Daha düne kadar ülke genelinde olduğu gibi kentimizde de iktidarı hırsızlık, arsızlık ve emperyalizme esaretle suçlayan MHP’nin il başkanından başlayarak yönetim kademelerinde görev yapan isimleri ve bazı üyelerinin, AKP il başkanı ve yönetici gurubuyla sokaklara çıkıp el ele görüntü vermesinin altında yatan gerçekleri, en çok da MHP’nin yereldeki örgütü içindeki muhalif kanat biliyor.
Çünkü, Büyükşehir Belediyesi ve diğer belediyelerdeki yolsuzluk projelerine en çok muhalefet edenler MHP meclis üyeleri oluyordu. Ama, nedense şimdilerde onların da sesi kısılmış durumda.
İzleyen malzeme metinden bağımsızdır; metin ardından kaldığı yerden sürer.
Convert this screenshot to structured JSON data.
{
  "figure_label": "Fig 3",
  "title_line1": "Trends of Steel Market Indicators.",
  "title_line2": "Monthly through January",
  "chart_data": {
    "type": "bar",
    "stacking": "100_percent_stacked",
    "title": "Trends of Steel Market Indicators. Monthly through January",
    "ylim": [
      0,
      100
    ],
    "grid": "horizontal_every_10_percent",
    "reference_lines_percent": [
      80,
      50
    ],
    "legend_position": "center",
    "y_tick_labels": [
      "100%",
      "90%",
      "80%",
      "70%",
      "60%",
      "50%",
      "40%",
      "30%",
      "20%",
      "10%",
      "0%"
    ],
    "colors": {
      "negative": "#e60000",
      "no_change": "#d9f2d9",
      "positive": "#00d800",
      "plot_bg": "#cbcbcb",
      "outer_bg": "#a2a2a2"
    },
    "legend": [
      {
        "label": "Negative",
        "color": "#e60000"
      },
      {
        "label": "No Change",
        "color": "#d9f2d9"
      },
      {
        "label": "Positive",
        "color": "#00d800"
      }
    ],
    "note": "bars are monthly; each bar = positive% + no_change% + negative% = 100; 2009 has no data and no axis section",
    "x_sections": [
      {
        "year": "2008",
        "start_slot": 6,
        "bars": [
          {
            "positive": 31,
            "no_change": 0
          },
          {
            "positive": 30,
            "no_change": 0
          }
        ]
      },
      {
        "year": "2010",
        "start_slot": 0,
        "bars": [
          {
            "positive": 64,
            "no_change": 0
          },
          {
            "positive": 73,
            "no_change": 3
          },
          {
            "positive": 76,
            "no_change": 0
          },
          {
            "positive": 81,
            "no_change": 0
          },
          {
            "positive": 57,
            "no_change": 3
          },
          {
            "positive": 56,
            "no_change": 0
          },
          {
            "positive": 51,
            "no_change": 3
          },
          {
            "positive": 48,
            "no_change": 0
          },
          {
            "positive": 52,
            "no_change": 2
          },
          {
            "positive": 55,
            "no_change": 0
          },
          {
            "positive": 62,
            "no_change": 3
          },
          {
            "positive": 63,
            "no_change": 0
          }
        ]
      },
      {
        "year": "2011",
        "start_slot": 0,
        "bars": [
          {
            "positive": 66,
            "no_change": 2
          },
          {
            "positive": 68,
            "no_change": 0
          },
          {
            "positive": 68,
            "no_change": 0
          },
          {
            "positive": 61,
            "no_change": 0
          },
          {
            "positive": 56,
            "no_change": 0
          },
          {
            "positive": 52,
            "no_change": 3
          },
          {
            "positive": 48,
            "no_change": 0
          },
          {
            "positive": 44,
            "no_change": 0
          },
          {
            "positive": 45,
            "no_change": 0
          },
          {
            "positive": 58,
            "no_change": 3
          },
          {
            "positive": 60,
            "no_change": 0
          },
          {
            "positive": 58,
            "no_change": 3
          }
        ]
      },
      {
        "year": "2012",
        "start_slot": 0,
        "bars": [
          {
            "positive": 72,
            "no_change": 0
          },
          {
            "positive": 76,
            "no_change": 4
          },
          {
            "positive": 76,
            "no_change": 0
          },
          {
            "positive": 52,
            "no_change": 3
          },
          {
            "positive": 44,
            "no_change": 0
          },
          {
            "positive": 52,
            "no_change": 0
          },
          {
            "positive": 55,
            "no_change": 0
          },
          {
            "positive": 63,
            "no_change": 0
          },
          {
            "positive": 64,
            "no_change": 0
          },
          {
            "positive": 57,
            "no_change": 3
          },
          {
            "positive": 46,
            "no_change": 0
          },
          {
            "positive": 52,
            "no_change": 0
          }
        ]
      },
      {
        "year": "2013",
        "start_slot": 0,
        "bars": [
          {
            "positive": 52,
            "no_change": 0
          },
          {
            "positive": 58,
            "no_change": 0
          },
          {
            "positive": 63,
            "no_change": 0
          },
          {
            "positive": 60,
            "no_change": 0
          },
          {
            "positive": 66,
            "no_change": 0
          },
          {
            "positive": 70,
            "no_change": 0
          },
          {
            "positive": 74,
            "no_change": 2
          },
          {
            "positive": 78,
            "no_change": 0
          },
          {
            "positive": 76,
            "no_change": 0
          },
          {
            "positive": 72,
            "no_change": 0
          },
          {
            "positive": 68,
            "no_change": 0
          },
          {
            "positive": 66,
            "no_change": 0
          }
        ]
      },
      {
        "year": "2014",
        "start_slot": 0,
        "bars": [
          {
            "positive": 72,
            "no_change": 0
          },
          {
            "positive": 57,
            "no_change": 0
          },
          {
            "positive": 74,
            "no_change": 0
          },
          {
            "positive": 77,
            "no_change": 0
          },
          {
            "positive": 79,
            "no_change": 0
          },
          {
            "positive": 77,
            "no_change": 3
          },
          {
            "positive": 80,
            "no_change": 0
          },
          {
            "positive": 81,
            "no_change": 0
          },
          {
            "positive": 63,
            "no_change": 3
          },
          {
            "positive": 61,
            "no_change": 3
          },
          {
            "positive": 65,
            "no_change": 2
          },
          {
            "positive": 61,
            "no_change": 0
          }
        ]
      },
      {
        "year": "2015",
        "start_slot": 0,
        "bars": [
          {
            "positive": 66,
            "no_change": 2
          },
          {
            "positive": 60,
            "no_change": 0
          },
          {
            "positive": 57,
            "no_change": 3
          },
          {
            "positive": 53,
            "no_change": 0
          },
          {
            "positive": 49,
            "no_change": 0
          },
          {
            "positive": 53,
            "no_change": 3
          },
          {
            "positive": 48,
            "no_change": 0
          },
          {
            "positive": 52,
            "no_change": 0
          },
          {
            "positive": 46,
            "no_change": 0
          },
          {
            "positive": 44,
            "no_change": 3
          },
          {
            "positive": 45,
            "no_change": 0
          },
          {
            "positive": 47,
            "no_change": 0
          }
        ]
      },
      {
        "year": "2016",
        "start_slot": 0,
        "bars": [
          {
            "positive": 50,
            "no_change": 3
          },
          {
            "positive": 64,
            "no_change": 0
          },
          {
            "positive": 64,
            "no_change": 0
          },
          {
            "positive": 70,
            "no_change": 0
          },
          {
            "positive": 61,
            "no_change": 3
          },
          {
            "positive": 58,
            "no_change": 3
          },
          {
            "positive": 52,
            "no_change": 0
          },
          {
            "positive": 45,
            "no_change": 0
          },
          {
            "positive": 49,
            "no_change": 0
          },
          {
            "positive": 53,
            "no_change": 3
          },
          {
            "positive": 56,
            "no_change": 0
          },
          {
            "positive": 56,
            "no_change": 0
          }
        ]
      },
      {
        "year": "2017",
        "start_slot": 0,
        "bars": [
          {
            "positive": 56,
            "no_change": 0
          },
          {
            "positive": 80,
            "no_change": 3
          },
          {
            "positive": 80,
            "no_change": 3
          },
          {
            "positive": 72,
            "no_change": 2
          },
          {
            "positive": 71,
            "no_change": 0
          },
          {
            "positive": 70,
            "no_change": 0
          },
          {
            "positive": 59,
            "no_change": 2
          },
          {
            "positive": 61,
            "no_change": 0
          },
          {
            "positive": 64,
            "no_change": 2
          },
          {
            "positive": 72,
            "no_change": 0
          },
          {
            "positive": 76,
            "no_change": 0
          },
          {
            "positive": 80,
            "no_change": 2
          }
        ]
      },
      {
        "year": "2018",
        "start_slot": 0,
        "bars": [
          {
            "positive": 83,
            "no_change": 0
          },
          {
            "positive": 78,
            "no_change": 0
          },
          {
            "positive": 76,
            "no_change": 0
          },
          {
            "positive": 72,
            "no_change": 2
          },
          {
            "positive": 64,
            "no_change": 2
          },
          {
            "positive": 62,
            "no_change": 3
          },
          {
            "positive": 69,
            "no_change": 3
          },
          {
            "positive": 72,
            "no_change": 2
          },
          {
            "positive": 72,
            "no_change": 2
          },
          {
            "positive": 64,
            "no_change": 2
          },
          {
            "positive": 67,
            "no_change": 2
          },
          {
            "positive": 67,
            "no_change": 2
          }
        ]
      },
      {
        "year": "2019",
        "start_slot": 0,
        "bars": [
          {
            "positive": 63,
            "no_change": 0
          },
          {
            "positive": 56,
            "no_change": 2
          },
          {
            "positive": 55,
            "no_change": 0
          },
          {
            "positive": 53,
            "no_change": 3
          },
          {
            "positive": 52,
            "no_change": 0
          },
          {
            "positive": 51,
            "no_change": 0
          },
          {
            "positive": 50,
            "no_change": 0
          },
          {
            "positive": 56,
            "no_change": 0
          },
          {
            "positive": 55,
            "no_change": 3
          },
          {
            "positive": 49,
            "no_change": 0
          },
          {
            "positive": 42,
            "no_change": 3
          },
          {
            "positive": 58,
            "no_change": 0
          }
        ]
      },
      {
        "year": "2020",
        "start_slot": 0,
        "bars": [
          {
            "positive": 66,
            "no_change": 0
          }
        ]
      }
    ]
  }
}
Genel merkezin boyunduruğunu kabul etmiş, kayıtsız şartsız teslim olmuş il başkanı ve yönetimi, yıllarca MHP için mücadele etmiş çok sayıda kanaat önderi ve üye için giyotini çalıştırıyor, kelleler bir bir alınıyor.
Bu süreçte, omuz omuza diyenlerin tarihsel şansı biraz daha fazla olduğu için, iktidar bloku genelde olduğu gibi yerelde de davranışlarda hırçınlaşıyor, söylemlerde ise çirkinleşiyor.
Özet olarak;
Başkanlık rejimine sahip ülkelerde temel işçi hakları ve sendikal haklar daha yoğun biçimde ihlal ediliyor, bu asla unutulmamalı.
Başkanlık sistemi, işçilerin emekçilerin yararına olmayan bir düzendir. Emekçiler, çıkarlarının bir kişinin iki dudağı arasına sıkıştırıldığı rejime güçlü biçimde HAYIR demelidir.